The United States is set to launch a pilot program in two weeks allowing consular officers to require visa bonds of up to $15,000 for certain tourist and business visa applicants, according to a notice published in the Federal Register.
The initiative is intended to curb visa overstays by focusing on travelers from countries with high overstay rates or limited vetting data. Starting August 20, U.S. consular officials will be able to impose bond amounts of $5,000, $10,000, or $15,000, with $10,000 being the likely minimum in most cases. The program will last for around a year. The State Department has not specified how many applicants may be subject to the bond requirement.
This move aligns with former President Donald Trump’s efforts to tighten immigration controls, which have included a travel ban on citizens from 19 countries, many with high overstay rates—such as Chad, Eritrea, Haiti, Myanmar, and Yemen.
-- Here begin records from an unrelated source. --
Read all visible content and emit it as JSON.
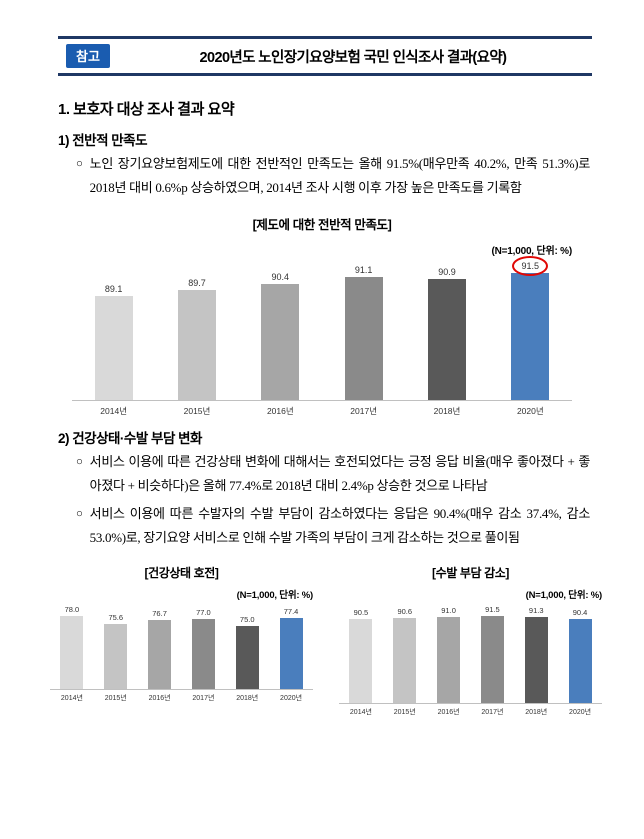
{
  "header": {
    "badge": "참고",
    "title": "2020년도 노인장기요양보험 국민 인식조사 결과(요약)"
  },
  "section1": {
    "heading": "1. 보호자 대상 조사 결과 요약",
    "sub1": {
      "heading": "1) 전반적 만족도",
      "bullet_marker": "○",
      "bullets": [
        "노인 장기요양보험제도에 대한 전반적인 만족도는 올해 91.5%(매우만족 40.2%, 만족 51.3%)로 2018년 대비 0.6%p 상승하였으며, 2014년 조사 시행 이후 가장 높은 만족도를 기록함"
      ]
    },
    "sub2": {
      "heading": "2) 건강상태·수발 부담 변화",
      "bullet_marker": "○",
      "bullets": [
        "서비스 이용에 따른 건강상태 변화에 대해서는 호전되었다는 긍정 응답 비율(매우 좋아졌다 + 좋아졌다 + 비슷하다)은 올해 77.4%로 2018년 대비 2.4%p 상승한 것으로 나타남",
        "서비스 이용에 따른 수발자의 수발 부담이 감소하였다는 응답은 90.4%(매우 감소 37.4%, 감소 53.0%)로, 장기요양 서비스로 인해 수발 가족의 부담이 크게 감소하는 것으로 풀이됨"
      ]
    }
  },
  "colors": {
    "header_border": "#1f3864",
    "badge_blue": "#1a5cb0",
    "highlight_bar_blue": "#4a7ebd",
    "highlight_circle_red": "#e00806"
  },
  "chart_data": [
    {
      "type": "bar",
      "title": "[제도에 대한 전반적 만족도]",
      "note": "(N=1,000, 단위: %)",
      "categories": [
        "2014년",
        "2015년",
        "2016년",
        "2017년",
        "2018년",
        "2020년"
      ],
      "values": [
        89.1,
        89.7,
        90.4,
        91.1,
        90.9,
        91.5
      ],
      "ylim": [
        78,
        94
      ],
      "grid": false,
      "legend": "none",
      "circled_value_index": 5,
      "bar_colors": [
        "#d9d9d9",
        "#c4c4c4",
        "#a6a6a6",
        "#8a8a8a",
        "#595959",
        "#4a7ebd"
      ]
    },
    {
      "type": "bar",
      "title": "[건강상태 호전]",
      "note": "(N=1,000, 단위: %)",
      "categories": [
        "2014년",
        "2015년",
        "2016년",
        "2017년",
        "2018년",
        "2020년"
      ],
      "values": [
        78.0,
        75.6,
        76.7,
        77.0,
        75.0,
        77.4
      ],
      "ylim": [
        55,
        85
      ],
      "grid": false,
      "legend": "none",
      "bar_colors": [
        "#d9d9d9",
        "#c4c4c4",
        "#a6a6a6",
        "#8a8a8a",
        "#595959",
        "#4a7ebd"
      ]
    },
    {
      "type": "bar",
      "title": "[수발 부담 감소]",
      "note": "(N=1,000, 단위: %)",
      "categories": [
        "2014년",
        "2015년",
        "2016년",
        "2017년",
        "2018년",
        "2020년"
      ],
      "values": [
        90.5,
        90.6,
        91.0,
        91.5,
        91.3,
        90.4
      ],
      "ylim": [
        55,
        95
      ],
      "grid": false,
      "legend": "none",
      "bar_colors": [
        "#d9d9d9",
        "#c4c4c4",
        "#a6a6a6",
        "#8a8a8a",
        "#595959",
        "#4a7ebd"
      ]
    }
  ]
}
A similar policy was introduced in November 2020, but it wasn’t fully enforced due to the pandemic’s impact on international travel.
U.S. Customs and Border Protection data from fiscal year 2023 highlights high overstay rates in several African countries, including Burundi, Djibouti, and Togo, which could be impacted by the new policy.
Travel restrictions and visa regulations during Trump’s term have already led to a 20% decrease in travel from Canada and Mexico, and transatlantic airfare dropped to pre-pandemic levels by May.